Жалко Милке зэков; глядя на отряд, вспоминает отца и свою жизнь с матерью в неволе. Наверно, её отец также ходил в чёрной одноликой колонне?

В один, ничем не примечательный, день из колонны уставших зэков, возвращающихся после рабочей смены, бросили комочек бумажки. Подкатился комочек к ногам Милки. Не побрезговала, подняла, развернула. В записке химическим карандашом накарябано приглашение:

«Без пятнадцати восемь приходи в сарай строящегося объекта. Сарай не спутаешь. На стене висит щит с пожарными принадлежностями».

Внизу приписка:

«Встречу по – королевски, не пожалеешь».

– Ладно, отомщу же я тебе капитан, – решила девушка и, приодевшись, пошла ранним утром на свидание с заключенным. Рабочая смена ещё не началась. Ворота распахнуты. Нужный сарай стоит на виду, с другими действительно не спутаешь.

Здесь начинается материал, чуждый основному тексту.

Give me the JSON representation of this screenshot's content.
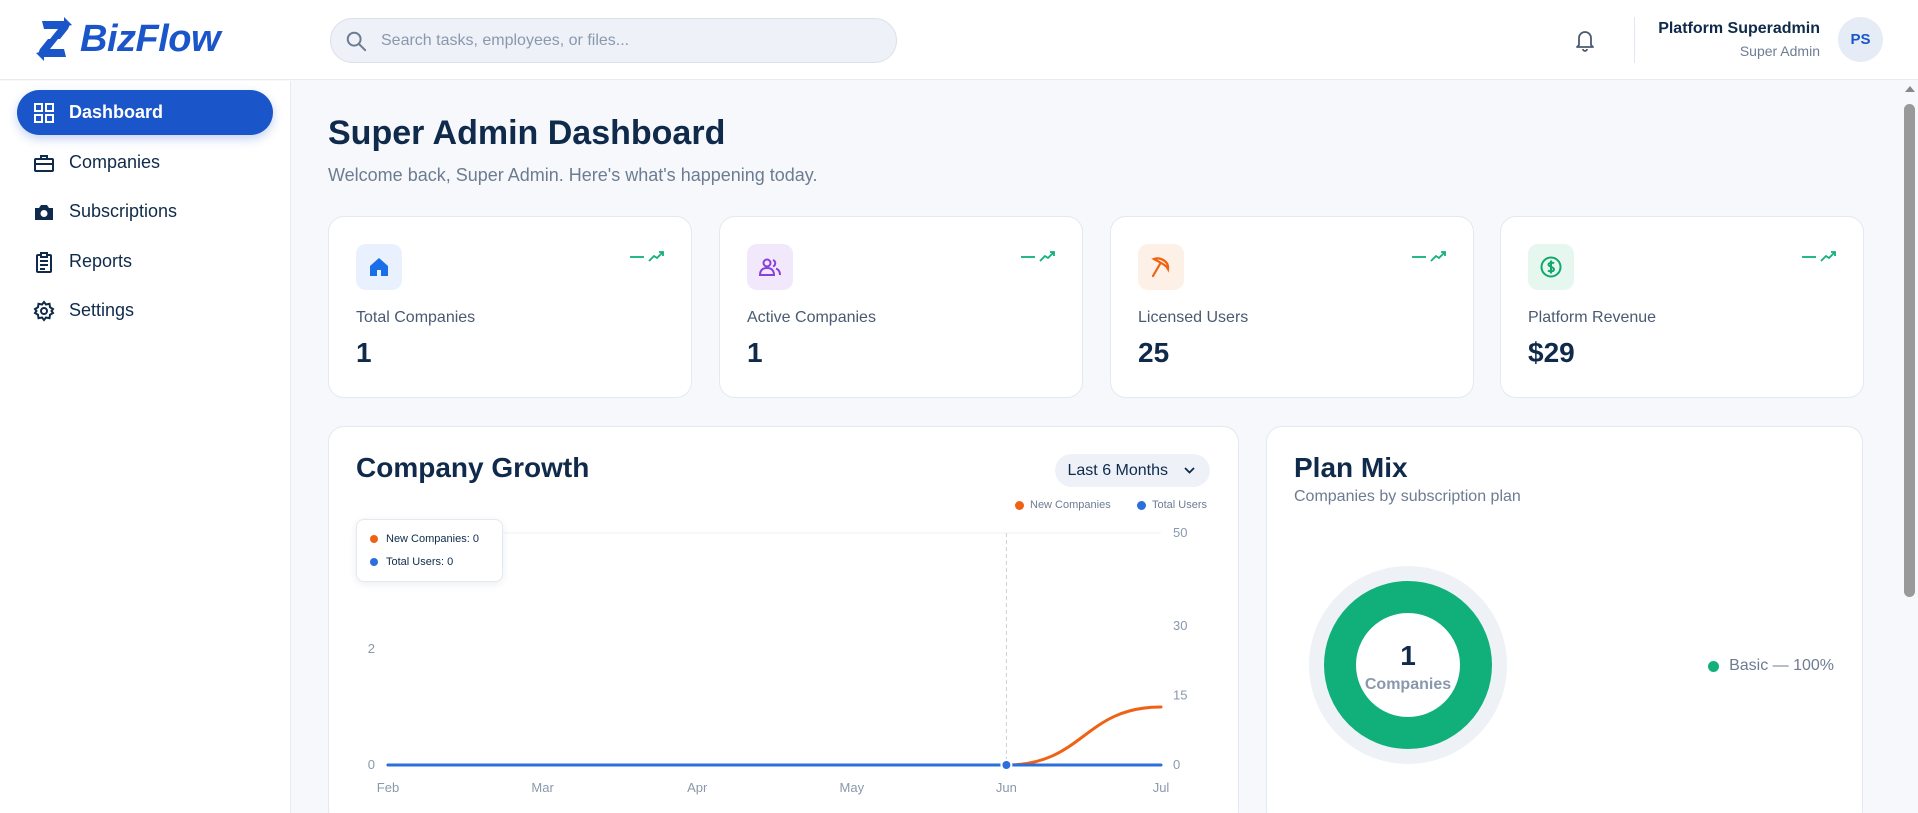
{
  "app": {
    "name": "BizFlow"
  },
  "header": {
    "search_placeholder": "Search tasks, employees, or files...",
    "user_name": "Platform Superadmin",
    "user_role": "Super Admin",
    "avatar_initials": "PS"
  },
  "sidebar": {
    "items": [
      {
        "label": "Dashboard",
        "icon": "grid-icon",
        "active": true
      },
      {
        "label": "Companies",
        "icon": "briefcase-icon"
      },
      {
        "label": "Subscriptions",
        "icon": "camera-icon"
      },
      {
        "label": "Reports",
        "icon": "clipboard-icon"
      },
      {
        "label": "Settings",
        "icon": "gear-icon"
      }
    ]
  },
  "page": {
    "title": "Super Admin Dashboard",
    "subtitle": "Welcome back, Super Admin. Here's what's happening today."
  },
  "stats": [
    {
      "label": "Total Companies",
      "value": "1",
      "icon": "house-icon",
      "color": "#1a6ee8",
      "bg": "#e8f1fd"
    },
    {
      "label": "Active Companies",
      "value": "1",
      "icon": "users-icon",
      "color": "#8a3fd9",
      "bg": "#f1e8fc"
    },
    {
      "label": "Licensed Users",
      "value": "25",
      "icon": "umbrella-icon",
      "color": "#ef6213",
      "bg": "#fdf0e6"
    },
    {
      "label": "Platform Revenue",
      "value": "$29",
      "icon": "dollar-circle-icon",
      "color": "#11a86c",
      "bg": "#e6f7ef"
    }
  ],
  "trend_color": "#11b07a",
  "growth": {
    "title": "Company Growth",
    "range_label": "Last 6 Months",
    "legend": [
      {
        "name": "New Companies",
        "color": "#ef6213"
      },
      {
        "name": "Total Users",
        "color": "#2a6fdb"
      }
    ],
    "tooltip": [
      "New Companies: 0",
      "Total Users: 0"
    ]
  },
  "plan_mix": {
    "title": "Plan Mix",
    "subtitle": "Companies by subscription plan",
    "center_value": "1",
    "center_label": "Companies",
    "legend": [
      {
        "label": "Basic — 100%",
        "color": "#11b07a"
      }
    ]
  },
  "chart_data": [
    {
      "type": "line",
      "x": [
        "Feb",
        "Mar",
        "Apr",
        "May",
        "Jun",
        "Jul"
      ],
      "series": [
        {
          "name": "New Companies",
          "axis": "left",
          "values": [
            0,
            0,
            0,
            0,
            0,
            1
          ],
          "color": "#ef6213"
        },
        {
          "name": "Total Users",
          "axis": "right",
          "values": [
            0,
            0,
            0,
            0,
            0,
            0
          ],
          "color": "#2a6fdb"
        }
      ],
      "y_left_ticks": [
        0,
        2
      ],
      "y_right_ticks": [
        0,
        15,
        30,
        50
      ],
      "y_left_range": [
        0,
        4
      ],
      "y_right_range": [
        0,
        50
      ],
      "grid": "top line only",
      "legend_position": "top-right",
      "hover_category": "Jun"
    },
    {
      "type": "pie",
      "variant": "donut",
      "categories": [
        "Basic"
      ],
      "values": [
        100
      ],
      "colors": [
        "#11b07a"
      ]
    }
  ]
}
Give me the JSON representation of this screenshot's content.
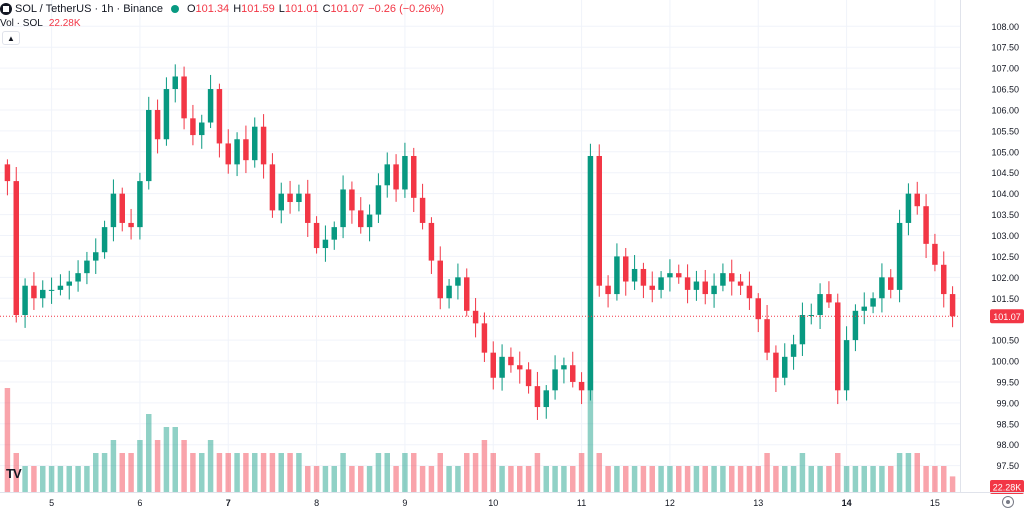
{
  "header": {
    "symbol": "SOL / TetherUS · 1h · Binance",
    "status_color": "#089981",
    "open_label": "O",
    "open": "101.34",
    "high_label": "H",
    "high": "101.59",
    "low_label": "L",
    "low": "101.01",
    "close_label": "C",
    "close": "101.07",
    "change": "−0.26 (−0.26%)",
    "volume_label": "Vol · SOL",
    "volume_value": "22.28K"
  },
  "chart_data": {
    "type": "candlestick",
    "y_ticks": [
      "108.00",
      "107.50",
      "107.00",
      "106.50",
      "106.00",
      "105.50",
      "105.00",
      "104.50",
      "104.00",
      "103.50",
      "103.00",
      "102.50",
      "102.00",
      "101.50",
      "100.50",
      "100.00",
      "99.50",
      "99.00",
      "98.50",
      "98.00",
      "97.50"
    ],
    "ylim": [
      97.3,
      108.15
    ],
    "x_ticks": [
      {
        "label": "5",
        "bar": 5,
        "bold": false
      },
      {
        "label": "6",
        "bar": 15,
        "bold": false
      },
      {
        "label": "7",
        "bar": 25,
        "bold": true
      },
      {
        "label": "8",
        "bar": 35,
        "bold": false
      },
      {
        "label": "9",
        "bar": 45,
        "bold": false
      },
      {
        "label": "10",
        "bar": 55,
        "bold": false
      },
      {
        "label": "11",
        "bar": 65,
        "bold": false
      },
      {
        "label": "12",
        "bar": 75,
        "bold": false
      },
      {
        "label": "13",
        "bar": 85,
        "bold": false
      },
      {
        "label": "14",
        "bar": 95,
        "bold": true
      },
      {
        "label": "15",
        "bar": 105,
        "bold": false
      }
    ],
    "last_price": "101.07",
    "last_volume": "22.28K",
    "up_color": "#089981",
    "down_color": "#f23645",
    "closes": [
      104.3,
      101.1,
      101.8,
      101.5,
      101.7,
      101.7,
      101.8,
      101.9,
      102.1,
      102.4,
      102.6,
      103.2,
      104.0,
      103.3,
      103.2,
      104.3,
      106.0,
      105.3,
      106.5,
      106.8,
      105.8,
      105.4,
      105.7,
      106.5,
      105.2,
      104.7,
      105.3,
      104.8,
      105.6,
      104.7,
      103.6,
      104.0,
      103.8,
      104.0,
      103.3,
      102.7,
      102.9,
      103.2,
      104.1,
      103.6,
      103.2,
      103.5,
      104.2,
      104.7,
      104.1,
      104.9,
      103.9,
      103.3,
      102.4,
      101.5,
      101.8,
      102.0,
      101.2,
      100.9,
      100.2,
      99.6,
      100.1,
      99.9,
      99.8,
      99.4,
      98.9,
      99.3,
      99.8,
      99.9,
      99.5,
      99.3,
      104.9,
      101.8,
      101.6,
      102.5,
      101.9,
      102.2,
      101.8,
      101.7,
      102.0,
      102.1,
      102.0,
      101.7,
      101.9,
      101.6,
      101.8,
      102.1,
      101.9,
      101.8,
      101.5,
      101.0,
      100.2,
      99.6,
      100.1,
      100.4,
      101.1,
      101.1,
      101.6,
      101.4,
      99.3,
      100.5,
      101.2,
      101.3,
      101.5,
      102.0,
      101.7,
      103.3,
      104.0,
      103.7,
      102.8,
      102.3,
      101.6,
      101.07
    ],
    "volume": [
      8,
      3,
      2,
      2,
      2,
      2,
      2,
      2,
      2,
      2,
      3,
      3,
      4,
      3,
      3,
      4,
      6,
      4,
      5,
      5,
      4,
      3,
      3,
      4,
      3,
      3,
      3,
      3,
      3,
      3,
      3,
      3,
      3,
      3,
      2,
      2,
      2,
      2,
      3,
      2,
      2,
      2,
      3,
      3,
      2,
      3,
      3,
      2,
      2,
      3,
      2,
      2,
      3,
      3,
      4,
      3,
      2,
      2,
      2,
      2,
      3,
      2,
      2,
      2,
      2,
      3,
      10,
      3,
      2,
      2,
      2,
      2,
      2,
      2,
      2,
      2,
      2,
      2,
      2,
      2,
      2,
      2,
      2,
      2,
      2,
      2,
      3,
      2,
      2,
      2,
      3,
      2,
      2,
      2,
      3,
      2,
      2,
      2,
      2,
      2,
      2,
      3,
      3,
      3,
      2,
      2,
      2,
      1.2
    ]
  },
  "actions": {
    "collapse_icon": "chevron-up-icon",
    "settings_icon": "settings-icon"
  },
  "brand": {
    "logo": "TV"
  }
}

В восемь открылась дверь, вошли трое.

«Во, вляпалась», – подумала Мила.

Увидев побледневшее лицо девушки, мужик лет сорока, успокоил её:

– Не бойся, Милка. Ребята занесут стол и помогут закуску сварганить, выйдут, мешать не станут. За дверью постоят, охраняя от ненужных визитёров.

Ребята действительно ушли.

– А вы откуда моё имя знаете?

– Солдаты растрепались, – ухмыльнулся зэк. – Давай знакомиться. Я кандидат филологических наук.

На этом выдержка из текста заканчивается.